Count Subsequences

This question is part of my Career Advice series.

Original question: https://neetcode.io/problems/count-subsequences

1. Problem Breakdown:

The task is to determine the number of distinct subsequences of string s that are equal to string t. A subsequence is a sequence derived from another sequence by deleting some or no elements without changing the order of the remaining elements.

Clarifying Questions:

• Can the strings contain any characters other than lowercase English letters? (Given constraints suggest no, but it’s good to confirm).
• Are there any constraints on the length of s relative to t? (In this problem, s can be longer than t, but if t is longer than s, there are no valid subsequences).
• Should we consider case sensitivity? (Assuming yes based on standard string manipulation problems).
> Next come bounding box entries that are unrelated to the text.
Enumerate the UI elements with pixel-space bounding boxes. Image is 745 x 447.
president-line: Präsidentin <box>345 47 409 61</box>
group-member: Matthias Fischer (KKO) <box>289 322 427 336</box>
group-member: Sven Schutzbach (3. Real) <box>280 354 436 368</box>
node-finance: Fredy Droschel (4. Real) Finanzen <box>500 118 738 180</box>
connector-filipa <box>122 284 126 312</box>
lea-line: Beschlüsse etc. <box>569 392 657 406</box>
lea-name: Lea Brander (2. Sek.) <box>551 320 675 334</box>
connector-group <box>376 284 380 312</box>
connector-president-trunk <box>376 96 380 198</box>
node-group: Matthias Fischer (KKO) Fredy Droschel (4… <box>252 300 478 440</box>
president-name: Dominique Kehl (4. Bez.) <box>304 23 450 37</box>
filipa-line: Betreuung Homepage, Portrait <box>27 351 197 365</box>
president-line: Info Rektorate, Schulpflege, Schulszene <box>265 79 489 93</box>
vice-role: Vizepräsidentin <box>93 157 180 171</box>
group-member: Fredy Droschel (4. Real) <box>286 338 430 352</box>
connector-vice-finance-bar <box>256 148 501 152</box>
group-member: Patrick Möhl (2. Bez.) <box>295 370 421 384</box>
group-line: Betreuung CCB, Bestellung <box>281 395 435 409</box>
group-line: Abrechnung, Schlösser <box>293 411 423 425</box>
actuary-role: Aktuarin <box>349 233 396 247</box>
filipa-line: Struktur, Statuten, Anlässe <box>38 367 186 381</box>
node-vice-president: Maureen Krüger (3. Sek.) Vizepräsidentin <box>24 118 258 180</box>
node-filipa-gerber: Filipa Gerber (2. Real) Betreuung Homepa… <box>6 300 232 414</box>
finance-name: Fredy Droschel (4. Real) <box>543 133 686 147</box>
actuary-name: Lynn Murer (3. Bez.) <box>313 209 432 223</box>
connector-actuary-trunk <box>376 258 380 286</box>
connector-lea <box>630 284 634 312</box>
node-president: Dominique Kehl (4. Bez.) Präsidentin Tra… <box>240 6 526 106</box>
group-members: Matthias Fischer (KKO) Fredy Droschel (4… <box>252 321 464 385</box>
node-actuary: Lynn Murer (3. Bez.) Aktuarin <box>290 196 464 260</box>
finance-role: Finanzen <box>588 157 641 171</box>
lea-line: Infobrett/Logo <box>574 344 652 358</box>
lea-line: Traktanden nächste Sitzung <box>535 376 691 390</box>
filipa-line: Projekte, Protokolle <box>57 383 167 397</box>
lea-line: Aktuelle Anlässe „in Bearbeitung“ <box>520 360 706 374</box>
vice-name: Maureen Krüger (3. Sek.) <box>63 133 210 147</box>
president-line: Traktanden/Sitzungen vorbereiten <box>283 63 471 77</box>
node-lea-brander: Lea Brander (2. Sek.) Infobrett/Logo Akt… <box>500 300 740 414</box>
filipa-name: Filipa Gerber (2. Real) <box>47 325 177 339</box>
2. Core Data Structures and Algorithms:

• Dynamic Programming (DP): We’ll use a 2D DP table where dp[i][j] represents the number of distinct subsequences of s[0...i-1] that equal t[0...j-1].

3. Patterns to Remember:

• Subsequence Counting: This is a common dynamic programming pattern where you consider both including and excluding the current character in s when matching with t.
• DP Table Initialization: dp[i][0] should be 1 for all i because an empty string t can always be formed by any string s by deleting all characters.
• Recursive Subproblem: For each character in s, decide whether to match it with the current character in t or skip it.

4. Solution:

function numDistinct(s, t) {
  const m = s.length;
  const n = t.length;

  // DP table where dp[i][j] means number of subsequences in s[0..i-1] that match t[0..j-1]
  const dp = Array.from({ length: m + 1 }, () => Array(n + 1).fill(0));

  // Base case: An empty t can always be matched by any prefix of s by removing all characters
  for (let i = 0; i <= m; i++) {
    dp[i][0] = 1;
  }

  for (let i = 1; i <= m; i++) {
    for (let j = 1; j <= n; j++) {
      if (s[i - 1] === t[j - 1]) {
        // If characters match, count subsequences including and excluding current char
        dp[i][j] = dp[i - 1][j - 1] + dp[i - 1][j];
      } else {
        // Otherwise, carry forward the count without including current char of s
        dp[i][j] = dp[i - 1][j];
      }
    }
  }

  return dp[m][n];
}

5. Explanation of Solution:

• Initialization: The DP table dp is initialized such that dp[i][0] is 1, indicating that any prefix of s can match an empty t.
• DP Transition:
  • If the current characters of s and t match (s[i-1] == t[j-1]), then we add the number of subsequences where:
    1. We include the current character from s in our match (dp[i-1][j-1]).
    2. We exclude the current character from s and just carry forward the previous count (dp[i-1][j]).
  • If they don’t match, we carry forward the previous count without including the current character of s.
• Result: The value at dp[m][n] gives the total number of distinct subsequences of s that match t.